Hauraki Gulf – Ultimate Report
What a time to be fishing the gulf…
While jandal tan lines are already fading for many who have returned to work, the quality of fishing from inner to outer areas of the gulf only continues to improve.
Sitting right there on your doorstep of the inner harbour, the channels, bays, and the estuaries, is a bustling hive of activity reinvigorated by the return of our dear little friends - the anchovies.
It’s not uncommon in areas such as the Motuihe Channel right now to see the sounder packed from top to bottom of the water column with anchovies. Perfect!
The humble anchovy blissfully gorging themselves on plankton set off a wave of activity around them, opening a lot of options for fishing. A quality sounder will clearly show you what is happening beneath your feet, depicting the anchovy biomass, often flanked by either slimy mackerel and/or jack macks. Snapper on the bottom will venture up to pick off snacks, and we continue to see strong numbers of kingfish in close, including more and more mature greenbacks to accompany the rats that have been feeding hard for some time now.
Despite our own primary focus to catch mackerel for live baits before heading out wide, this really is a superb time to fish your doorstep. The days are long and balmy, so the door is open for some fantastic twilight sessions on the kayak, dinghy, or runabout if you can’t commit a full day.
All options are on the table in regards fishing methods, including a great opportunity to christen that topwater setup you got from Santa. Target your local reefs and channel markers at first light for the best chance of success.
Large dead baits are a safe bet but for the bait-free brigade, don’t be afraid to use those heavy 200gm lures you normally set aside for deep water slow pitch jigging, in this instance left to rumble along the seafloor as you drift to target the large snapper who are beavering away with their heads down in the mud. Soft-baits used in the same manner will also net solid returns. Again, for something a bit outside the ordinary, micro jigs such as the Ocean Angler ‘flea’ in anchovy colour scheme can produce exceptional results as you mimic the predator’s primary food source.
Armed with the confidence that picking up live baits in short order should be a formality, your options for the day ahead (targeting snapper, kingfish as well as the likes of John Dory) will be boosted considerably with a tank full of livies.
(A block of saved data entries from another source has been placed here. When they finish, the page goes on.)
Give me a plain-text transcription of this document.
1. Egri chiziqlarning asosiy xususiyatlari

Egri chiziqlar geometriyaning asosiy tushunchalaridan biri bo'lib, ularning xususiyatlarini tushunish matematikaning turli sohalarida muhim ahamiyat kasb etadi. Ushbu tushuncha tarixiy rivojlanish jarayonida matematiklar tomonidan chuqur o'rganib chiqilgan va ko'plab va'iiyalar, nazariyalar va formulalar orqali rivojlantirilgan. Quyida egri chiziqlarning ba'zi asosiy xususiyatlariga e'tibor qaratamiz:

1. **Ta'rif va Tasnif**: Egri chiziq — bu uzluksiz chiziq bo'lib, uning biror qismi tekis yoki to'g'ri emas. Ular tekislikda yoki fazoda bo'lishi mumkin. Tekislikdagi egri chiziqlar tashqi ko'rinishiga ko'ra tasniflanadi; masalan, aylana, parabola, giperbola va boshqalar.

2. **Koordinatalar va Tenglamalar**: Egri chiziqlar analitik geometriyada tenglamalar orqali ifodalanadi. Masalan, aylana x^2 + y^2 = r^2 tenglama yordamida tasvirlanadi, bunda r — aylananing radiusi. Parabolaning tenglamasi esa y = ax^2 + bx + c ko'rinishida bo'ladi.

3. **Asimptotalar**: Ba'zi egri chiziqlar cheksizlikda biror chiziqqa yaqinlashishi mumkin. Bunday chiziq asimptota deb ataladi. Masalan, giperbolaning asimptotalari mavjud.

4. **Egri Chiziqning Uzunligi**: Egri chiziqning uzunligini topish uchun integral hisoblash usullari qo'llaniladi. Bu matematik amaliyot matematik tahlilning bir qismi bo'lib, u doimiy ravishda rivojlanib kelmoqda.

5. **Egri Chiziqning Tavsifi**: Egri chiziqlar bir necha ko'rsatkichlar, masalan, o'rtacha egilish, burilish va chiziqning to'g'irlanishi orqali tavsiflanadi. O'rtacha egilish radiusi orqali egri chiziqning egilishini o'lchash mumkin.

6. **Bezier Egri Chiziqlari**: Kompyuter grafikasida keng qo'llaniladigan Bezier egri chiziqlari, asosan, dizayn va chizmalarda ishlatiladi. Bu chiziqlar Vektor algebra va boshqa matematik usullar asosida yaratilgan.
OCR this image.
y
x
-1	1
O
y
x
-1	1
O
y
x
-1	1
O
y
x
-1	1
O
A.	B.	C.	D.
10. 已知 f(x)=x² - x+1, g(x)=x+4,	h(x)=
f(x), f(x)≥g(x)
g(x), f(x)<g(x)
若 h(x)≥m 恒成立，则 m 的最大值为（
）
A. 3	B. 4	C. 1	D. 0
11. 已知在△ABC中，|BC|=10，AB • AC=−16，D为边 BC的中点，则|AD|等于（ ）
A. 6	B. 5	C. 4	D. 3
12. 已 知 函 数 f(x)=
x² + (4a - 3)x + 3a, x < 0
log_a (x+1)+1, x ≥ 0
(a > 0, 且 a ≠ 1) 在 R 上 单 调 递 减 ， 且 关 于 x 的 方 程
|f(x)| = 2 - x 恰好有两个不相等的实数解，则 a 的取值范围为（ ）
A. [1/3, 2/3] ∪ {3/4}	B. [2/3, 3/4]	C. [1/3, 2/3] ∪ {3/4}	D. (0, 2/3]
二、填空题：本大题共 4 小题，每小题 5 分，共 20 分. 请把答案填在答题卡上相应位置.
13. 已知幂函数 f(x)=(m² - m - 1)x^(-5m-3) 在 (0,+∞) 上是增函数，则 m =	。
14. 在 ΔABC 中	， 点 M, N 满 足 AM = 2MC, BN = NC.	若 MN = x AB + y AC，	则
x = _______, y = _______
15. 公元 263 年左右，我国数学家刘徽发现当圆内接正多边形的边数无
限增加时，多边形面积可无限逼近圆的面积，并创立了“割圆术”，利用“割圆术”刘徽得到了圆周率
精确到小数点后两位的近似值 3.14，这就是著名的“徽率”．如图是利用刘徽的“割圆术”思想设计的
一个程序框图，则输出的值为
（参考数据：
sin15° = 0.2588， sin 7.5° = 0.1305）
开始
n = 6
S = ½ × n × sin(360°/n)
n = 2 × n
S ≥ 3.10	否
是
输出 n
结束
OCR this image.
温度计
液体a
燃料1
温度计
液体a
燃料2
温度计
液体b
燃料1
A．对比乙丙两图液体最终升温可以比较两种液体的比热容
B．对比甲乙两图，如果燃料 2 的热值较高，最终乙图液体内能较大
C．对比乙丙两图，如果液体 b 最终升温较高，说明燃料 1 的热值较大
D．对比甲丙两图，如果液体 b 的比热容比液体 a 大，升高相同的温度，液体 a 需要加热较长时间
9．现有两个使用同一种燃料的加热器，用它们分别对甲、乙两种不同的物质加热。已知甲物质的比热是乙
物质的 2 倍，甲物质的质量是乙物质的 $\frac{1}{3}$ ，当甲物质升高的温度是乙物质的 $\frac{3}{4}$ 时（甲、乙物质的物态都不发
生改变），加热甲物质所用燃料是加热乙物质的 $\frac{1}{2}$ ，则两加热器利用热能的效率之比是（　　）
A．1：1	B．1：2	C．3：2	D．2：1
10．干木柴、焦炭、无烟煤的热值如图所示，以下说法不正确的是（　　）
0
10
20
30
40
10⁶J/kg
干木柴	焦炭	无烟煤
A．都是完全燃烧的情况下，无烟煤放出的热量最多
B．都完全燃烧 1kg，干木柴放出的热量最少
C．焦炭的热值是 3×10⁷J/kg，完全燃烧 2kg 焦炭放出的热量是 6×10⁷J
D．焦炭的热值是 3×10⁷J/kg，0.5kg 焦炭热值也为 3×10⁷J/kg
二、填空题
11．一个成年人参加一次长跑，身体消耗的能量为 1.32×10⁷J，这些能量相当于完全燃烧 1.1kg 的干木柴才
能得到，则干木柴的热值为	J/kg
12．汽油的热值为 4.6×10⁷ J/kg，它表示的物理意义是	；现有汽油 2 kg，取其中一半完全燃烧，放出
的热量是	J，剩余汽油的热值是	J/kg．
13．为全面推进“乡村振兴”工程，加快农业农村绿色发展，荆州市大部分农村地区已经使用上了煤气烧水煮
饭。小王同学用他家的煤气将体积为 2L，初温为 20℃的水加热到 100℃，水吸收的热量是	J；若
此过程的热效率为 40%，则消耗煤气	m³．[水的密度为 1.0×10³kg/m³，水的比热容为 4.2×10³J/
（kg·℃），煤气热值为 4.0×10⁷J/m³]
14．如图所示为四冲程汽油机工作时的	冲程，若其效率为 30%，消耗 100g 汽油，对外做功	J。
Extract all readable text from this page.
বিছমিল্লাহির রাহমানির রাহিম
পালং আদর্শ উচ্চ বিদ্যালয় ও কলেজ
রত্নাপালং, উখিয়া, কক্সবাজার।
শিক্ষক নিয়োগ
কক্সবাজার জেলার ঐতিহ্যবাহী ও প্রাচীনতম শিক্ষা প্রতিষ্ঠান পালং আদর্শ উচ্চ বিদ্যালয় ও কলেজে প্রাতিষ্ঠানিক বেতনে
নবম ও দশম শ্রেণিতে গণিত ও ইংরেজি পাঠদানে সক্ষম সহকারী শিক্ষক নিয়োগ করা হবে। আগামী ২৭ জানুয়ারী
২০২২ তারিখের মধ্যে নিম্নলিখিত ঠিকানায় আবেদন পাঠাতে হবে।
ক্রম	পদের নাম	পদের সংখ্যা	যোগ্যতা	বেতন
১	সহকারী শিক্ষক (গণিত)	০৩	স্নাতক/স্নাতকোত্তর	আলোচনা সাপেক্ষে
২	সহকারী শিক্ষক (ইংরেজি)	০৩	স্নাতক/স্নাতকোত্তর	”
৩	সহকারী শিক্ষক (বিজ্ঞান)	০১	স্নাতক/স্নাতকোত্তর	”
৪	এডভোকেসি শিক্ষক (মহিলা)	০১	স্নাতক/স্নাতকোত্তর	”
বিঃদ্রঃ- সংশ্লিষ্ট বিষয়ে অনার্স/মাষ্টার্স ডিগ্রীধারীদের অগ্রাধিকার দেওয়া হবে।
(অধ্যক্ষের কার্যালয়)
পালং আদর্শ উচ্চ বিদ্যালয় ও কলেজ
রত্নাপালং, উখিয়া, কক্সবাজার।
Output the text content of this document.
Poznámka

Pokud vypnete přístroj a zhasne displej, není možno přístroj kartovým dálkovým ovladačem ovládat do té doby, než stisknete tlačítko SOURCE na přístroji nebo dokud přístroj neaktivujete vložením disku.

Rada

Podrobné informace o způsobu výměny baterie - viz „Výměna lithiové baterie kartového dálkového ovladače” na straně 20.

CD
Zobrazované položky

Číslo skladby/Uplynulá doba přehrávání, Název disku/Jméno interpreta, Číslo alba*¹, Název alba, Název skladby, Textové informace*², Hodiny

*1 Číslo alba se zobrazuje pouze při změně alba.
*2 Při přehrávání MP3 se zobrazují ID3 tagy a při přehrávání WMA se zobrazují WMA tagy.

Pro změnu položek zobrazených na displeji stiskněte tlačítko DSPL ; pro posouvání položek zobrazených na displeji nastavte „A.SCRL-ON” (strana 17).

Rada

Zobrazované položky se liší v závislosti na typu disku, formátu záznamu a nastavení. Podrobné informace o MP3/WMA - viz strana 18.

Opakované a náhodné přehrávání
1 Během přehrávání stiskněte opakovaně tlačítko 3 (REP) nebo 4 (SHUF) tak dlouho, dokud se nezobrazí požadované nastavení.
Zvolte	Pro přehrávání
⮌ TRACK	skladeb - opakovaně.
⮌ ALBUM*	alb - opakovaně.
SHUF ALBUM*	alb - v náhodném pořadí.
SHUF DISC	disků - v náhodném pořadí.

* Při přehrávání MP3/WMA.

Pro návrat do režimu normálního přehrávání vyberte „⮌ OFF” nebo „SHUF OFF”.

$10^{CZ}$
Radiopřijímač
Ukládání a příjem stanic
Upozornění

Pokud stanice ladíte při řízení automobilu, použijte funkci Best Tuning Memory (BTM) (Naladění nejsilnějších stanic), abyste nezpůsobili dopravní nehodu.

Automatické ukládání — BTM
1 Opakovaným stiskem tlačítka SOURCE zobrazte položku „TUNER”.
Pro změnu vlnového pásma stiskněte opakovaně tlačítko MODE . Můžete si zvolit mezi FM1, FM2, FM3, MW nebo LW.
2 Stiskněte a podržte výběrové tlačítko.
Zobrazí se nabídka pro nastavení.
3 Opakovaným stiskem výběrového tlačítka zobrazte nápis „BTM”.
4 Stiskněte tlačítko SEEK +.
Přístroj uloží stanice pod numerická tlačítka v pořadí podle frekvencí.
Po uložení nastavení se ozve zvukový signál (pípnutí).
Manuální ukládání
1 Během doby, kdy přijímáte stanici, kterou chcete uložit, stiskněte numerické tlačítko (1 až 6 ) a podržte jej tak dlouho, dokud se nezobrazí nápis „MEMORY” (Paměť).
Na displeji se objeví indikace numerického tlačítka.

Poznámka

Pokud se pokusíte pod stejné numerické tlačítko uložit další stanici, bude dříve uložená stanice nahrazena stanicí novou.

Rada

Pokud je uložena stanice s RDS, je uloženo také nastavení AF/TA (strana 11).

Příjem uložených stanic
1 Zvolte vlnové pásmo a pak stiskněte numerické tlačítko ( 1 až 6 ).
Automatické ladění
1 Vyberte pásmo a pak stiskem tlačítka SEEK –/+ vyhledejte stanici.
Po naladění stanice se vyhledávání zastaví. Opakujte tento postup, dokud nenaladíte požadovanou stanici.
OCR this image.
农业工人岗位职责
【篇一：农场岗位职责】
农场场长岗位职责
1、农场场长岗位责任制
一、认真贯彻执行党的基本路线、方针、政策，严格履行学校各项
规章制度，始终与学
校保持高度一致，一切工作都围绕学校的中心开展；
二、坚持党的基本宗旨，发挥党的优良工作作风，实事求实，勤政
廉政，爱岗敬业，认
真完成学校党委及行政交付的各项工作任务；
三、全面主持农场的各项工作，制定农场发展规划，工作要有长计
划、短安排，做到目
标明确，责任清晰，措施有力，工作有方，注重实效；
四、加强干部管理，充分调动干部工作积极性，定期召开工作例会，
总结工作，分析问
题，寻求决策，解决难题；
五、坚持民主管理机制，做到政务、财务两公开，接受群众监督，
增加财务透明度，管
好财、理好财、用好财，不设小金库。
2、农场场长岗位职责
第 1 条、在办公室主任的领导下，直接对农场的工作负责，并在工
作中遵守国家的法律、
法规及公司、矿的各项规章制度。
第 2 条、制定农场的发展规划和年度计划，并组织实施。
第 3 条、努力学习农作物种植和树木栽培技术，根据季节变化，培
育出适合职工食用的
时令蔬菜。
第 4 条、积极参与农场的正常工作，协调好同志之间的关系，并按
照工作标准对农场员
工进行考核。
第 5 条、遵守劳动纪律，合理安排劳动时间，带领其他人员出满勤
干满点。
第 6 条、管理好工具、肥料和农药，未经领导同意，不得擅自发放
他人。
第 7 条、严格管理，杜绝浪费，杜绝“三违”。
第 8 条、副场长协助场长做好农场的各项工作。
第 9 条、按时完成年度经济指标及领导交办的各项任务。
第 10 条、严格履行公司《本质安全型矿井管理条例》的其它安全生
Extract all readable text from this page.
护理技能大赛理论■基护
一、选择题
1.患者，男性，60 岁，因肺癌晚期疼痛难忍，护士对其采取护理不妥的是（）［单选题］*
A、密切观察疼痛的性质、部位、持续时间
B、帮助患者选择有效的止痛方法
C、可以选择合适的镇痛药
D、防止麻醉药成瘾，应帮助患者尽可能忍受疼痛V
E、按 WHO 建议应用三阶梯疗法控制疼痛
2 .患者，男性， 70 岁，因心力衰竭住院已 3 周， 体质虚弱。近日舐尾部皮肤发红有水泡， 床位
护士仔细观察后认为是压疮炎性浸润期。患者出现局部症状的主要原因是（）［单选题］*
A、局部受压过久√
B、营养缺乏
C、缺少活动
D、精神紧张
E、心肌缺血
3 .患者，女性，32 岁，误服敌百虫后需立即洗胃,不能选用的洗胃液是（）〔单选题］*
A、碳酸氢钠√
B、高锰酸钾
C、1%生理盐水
As is the case at this time of year, the kingfish action is hot with healthy numbers on the traditional outer reefs. This is the perfect time to test your gear or maybe put your mates onto their first kingfish?
When targeting kingfish please remember your etiquette out there and be alert to other vessels towing lures and livies or casting stick-baits into top water bust ups etc. Take your turn and everyone will be rewarded.
To increase your success rate with the kingfish, there is a lot to be said for fishing Monday to Friday with the greatly reduced traffic on the water.
As is the case inshore, the snapper are lighting up sounders all over the outer gulf. While large and concentrated work ups are less frequent at present, there are still plenty of birds and dolphins working together which always indicates a worthwhile place to stop and have a drift.
If birds aren’t in sight or the area is already loaded with other boats, seek out the patches of blue water among the green. There are a lot of pannies being caught but also some larger fish present, and all of them are feeding more aggressively in the cooler patches.
While we haven’t seen any skippies south of Little Barrier yet ourselves, we don’t expect it will be long. Who knows, maybe there will be more sightings and a hook up of the black marlin that teases us around this time each year 😊…
What we can say with full confidence is there is a lot of activity in the gulf at present and now is as good a time as any to set off on an adventure to enjoy it. Tight lines!